Lowe’s (LOW) Q1 revenue surpassed expectations, reaching $21.36 billion, despite a decrease in DIY projects. This figure is slightly higher than the anticipated $21.13 billion. The company’s same-store sales saw a 4.1% decline, a minor improvement from the 4.3% drop in Q1 last year.
Lowe’s noted a decrease in everyday customers’ purchases of big-ticket items. However, this was partially countered by increased sales in the Pro and online segments. CEO Marvin Ellison attributed the Q1 success to “strong execution and enhanced customer service,” including the launch of a national DIY loyalty program and same-day delivery expansion.
Ellison stated that the Total Home strategy, which aims to provide a comprehensive range of products for DIYers and professionals, has contributed to the growth in the Pro and online segments. The company’s adjusted earnings per share were $3.06, exceeding the expected $2.95 but lower than the $3.67 from the same period last year.

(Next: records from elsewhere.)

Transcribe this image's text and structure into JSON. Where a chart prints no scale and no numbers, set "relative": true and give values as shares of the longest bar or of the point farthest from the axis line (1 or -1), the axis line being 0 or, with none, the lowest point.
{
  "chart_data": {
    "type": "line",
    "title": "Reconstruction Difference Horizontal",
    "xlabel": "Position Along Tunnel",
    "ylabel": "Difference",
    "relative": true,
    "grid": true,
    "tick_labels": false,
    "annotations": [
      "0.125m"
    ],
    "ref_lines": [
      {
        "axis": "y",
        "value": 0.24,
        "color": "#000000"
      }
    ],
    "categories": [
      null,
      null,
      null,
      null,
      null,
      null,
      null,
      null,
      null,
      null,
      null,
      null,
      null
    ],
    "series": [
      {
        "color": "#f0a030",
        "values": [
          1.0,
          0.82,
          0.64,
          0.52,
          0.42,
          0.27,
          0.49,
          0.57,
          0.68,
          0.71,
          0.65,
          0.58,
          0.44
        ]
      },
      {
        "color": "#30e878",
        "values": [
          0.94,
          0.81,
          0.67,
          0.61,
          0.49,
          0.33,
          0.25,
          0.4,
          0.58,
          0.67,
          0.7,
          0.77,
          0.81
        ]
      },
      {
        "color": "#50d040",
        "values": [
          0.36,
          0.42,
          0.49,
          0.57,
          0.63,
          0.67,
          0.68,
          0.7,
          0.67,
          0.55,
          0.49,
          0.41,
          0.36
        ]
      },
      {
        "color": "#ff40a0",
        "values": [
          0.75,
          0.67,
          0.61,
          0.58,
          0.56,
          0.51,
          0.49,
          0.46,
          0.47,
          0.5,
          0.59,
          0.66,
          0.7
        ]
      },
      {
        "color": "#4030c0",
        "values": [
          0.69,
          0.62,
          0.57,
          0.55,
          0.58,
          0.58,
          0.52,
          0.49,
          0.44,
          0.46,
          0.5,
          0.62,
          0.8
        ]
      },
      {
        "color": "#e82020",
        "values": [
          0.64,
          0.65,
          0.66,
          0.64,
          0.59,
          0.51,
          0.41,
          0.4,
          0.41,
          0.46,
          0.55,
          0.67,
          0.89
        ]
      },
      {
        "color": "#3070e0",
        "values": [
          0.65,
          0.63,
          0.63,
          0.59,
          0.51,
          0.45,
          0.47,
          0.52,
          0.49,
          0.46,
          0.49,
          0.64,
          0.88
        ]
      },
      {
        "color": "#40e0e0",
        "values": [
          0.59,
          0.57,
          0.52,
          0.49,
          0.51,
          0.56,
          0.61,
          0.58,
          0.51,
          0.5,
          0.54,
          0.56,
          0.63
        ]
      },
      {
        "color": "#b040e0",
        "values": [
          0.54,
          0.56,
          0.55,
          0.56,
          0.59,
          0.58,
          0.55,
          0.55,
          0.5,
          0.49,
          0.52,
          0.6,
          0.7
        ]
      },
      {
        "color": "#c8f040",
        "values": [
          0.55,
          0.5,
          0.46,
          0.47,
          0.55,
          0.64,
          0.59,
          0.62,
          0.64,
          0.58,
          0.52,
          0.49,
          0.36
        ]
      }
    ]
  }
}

Telsey Advisory Group’s Joe Feldman maintained a Hold rating on Lowe’s, citing industry challenges such as a weak housing market, consumer caution in spending, particularly on significant projects, and the normalization of pandemic-related gains. However, Feldman suggested that focusing on serving professionals, enhancing digital services, improving installation services, and elevating product assortment could drive growth.
Lowe’s, with a 75% DIY customer base, contrasts with Home Depot’s 25%. In Home Depot’s recent earnings call, executives highlighted a consumer shift toward services, a slower housing market due to higher mortgage rates, and unfavorable weather conditions delaying the spring selling season.
Lowe’s shares saw a pre-market increase of nearly 3%, and year-to-date, the shares are up 3%, trailing the S&P 500’s 11% gain. The company reaffirmed its 2024 outlook, projecting total sales of $84 to $85 billion and a 2% to 3% year-over-year decline in same-store sales.